Sandy Hook survivors graduate from high school

More than a decade after a mass shooting in a quiet Connecticut suburb, a group of survivors from Sandy Hook Elementary School are graduating from high school.

Twenty students and six staff members were killed in the shooting on 14 December 2012.

The youngest among them were six years old.

A private ceremony was held on Wednesday evening at Newtown High School, which around 60 survivors attended.

Graduating students spoke of complex emotions surrounding the milestone.

"The shooter actually came into my classroom. So I had to, like, watch all my friends and teachers get killed, and I had to run for my life at six years old," Emma Ehrens told CBS News, the BBC’s US partner.
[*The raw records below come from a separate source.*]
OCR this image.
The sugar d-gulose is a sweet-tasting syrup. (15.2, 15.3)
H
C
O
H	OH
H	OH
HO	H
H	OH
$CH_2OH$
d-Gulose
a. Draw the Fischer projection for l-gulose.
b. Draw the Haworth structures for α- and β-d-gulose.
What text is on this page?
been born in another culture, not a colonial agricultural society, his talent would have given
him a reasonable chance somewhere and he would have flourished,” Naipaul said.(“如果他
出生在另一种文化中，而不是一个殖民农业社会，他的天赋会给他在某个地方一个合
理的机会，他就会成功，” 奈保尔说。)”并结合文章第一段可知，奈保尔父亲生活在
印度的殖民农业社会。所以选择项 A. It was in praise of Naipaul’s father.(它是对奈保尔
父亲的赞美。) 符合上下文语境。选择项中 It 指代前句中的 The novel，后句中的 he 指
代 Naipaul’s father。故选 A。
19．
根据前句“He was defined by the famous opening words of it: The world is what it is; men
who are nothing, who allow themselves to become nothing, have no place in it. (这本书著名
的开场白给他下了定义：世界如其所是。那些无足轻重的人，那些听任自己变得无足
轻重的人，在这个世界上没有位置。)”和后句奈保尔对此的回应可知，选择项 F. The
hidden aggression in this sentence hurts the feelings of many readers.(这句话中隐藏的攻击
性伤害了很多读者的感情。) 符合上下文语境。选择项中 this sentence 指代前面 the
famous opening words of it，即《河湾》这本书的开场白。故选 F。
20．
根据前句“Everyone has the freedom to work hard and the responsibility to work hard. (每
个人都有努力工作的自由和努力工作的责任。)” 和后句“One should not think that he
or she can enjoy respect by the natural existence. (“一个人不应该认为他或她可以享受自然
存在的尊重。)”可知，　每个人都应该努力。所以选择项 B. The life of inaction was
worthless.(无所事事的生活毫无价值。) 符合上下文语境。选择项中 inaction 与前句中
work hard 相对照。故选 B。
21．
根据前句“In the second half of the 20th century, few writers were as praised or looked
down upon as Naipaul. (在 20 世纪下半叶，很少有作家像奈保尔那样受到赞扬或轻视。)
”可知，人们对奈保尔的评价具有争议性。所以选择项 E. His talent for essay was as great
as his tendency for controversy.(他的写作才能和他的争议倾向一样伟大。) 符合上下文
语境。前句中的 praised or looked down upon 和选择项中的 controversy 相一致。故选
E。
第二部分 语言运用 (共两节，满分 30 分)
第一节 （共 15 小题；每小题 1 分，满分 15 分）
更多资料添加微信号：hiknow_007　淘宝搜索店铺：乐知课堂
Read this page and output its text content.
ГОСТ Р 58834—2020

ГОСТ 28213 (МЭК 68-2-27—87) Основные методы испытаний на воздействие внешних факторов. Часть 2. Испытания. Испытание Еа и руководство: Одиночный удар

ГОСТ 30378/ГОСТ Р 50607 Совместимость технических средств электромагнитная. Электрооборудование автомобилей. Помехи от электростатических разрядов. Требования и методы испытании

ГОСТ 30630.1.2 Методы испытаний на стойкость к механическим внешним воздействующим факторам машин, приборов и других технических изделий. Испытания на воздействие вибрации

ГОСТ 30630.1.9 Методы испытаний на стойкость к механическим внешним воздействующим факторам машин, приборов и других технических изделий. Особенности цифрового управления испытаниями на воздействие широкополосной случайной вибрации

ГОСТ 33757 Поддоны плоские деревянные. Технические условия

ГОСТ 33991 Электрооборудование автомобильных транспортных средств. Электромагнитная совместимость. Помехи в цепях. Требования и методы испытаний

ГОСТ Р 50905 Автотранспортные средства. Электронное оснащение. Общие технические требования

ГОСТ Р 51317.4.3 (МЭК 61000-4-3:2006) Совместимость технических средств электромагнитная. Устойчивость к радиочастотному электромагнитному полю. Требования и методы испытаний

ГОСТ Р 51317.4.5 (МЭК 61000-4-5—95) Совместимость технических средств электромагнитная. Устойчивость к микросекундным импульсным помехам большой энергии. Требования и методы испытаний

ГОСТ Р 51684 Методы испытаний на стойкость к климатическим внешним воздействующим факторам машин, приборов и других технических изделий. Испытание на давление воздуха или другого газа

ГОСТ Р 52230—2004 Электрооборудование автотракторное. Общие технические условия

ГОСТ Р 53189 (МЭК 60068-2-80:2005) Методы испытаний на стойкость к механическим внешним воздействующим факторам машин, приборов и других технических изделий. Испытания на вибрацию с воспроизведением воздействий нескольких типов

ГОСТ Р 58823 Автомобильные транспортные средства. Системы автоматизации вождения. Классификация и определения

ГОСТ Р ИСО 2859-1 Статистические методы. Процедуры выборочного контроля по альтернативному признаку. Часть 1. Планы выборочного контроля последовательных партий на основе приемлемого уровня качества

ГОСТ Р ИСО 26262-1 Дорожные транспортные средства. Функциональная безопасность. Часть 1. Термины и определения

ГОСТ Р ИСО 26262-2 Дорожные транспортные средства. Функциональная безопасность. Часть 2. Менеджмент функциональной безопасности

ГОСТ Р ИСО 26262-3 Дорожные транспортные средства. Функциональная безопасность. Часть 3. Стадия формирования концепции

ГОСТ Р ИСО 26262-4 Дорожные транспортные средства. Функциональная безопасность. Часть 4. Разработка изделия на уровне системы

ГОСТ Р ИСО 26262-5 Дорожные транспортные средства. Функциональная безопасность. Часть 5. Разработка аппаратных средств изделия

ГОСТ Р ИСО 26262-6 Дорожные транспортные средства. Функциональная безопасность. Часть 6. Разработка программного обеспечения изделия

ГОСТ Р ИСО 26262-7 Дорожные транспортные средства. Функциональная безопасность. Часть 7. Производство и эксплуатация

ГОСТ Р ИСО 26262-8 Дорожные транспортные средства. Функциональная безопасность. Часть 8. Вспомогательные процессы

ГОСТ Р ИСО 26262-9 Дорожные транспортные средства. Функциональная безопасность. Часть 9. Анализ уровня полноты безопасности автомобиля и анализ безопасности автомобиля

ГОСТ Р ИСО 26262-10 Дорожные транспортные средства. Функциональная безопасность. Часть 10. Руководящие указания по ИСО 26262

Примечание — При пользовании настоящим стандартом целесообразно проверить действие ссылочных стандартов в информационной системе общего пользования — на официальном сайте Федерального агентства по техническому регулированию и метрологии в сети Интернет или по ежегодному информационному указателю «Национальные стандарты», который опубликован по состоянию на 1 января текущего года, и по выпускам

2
"Just growing up with having the fear, and the what-ifs of what could have happened if I stayed?” she said. “Because I was, like, I was going to be next."

Another survivor, Lilly Wasilnak, said: “You wait for this day for your whole life, since you're in kindergarten. You just can't wait to graduate. And it felt so far away for such a long time… but I think we can't forget about that there is a whole chunk of our class missing.”

A bouquet of flowers next to a stone fountain, a memorial to the victims of the Sandy Hook Elementary School shooting
[Getty Images]

A number of the survivors have volunteered for gun control groups and several met Vice-President Kamala Harris at the White House last week.

The mass shooting at Sandy Hook Elementary was carried out by a 20-year-old armed with two rifles and a handgun. He died from a self-inflicted gunshot as police arrived on the scene.

The US president at the time, Barack Obama, later called it “the single darkest day of my presidency”.

Following the murders, Mr Obama proposed a large raft of new laws designed to curb gun violence.

Although he implemented a series of reforms to the US background check system using executive orders, two major pieces of legislation failed to pass Congress.

The laws would have banned assault rifles and instituted background checks on most private gun sales. They had bipartisan support, but most Republican senators along with a number of Democrats voted against the measures.

The Sandy Hook shooting remains the deadliest ever at a US primary school.

Since the attack, there have been more than 4,200 mass shootings in the United States, including several dozen at schools, CBS reported.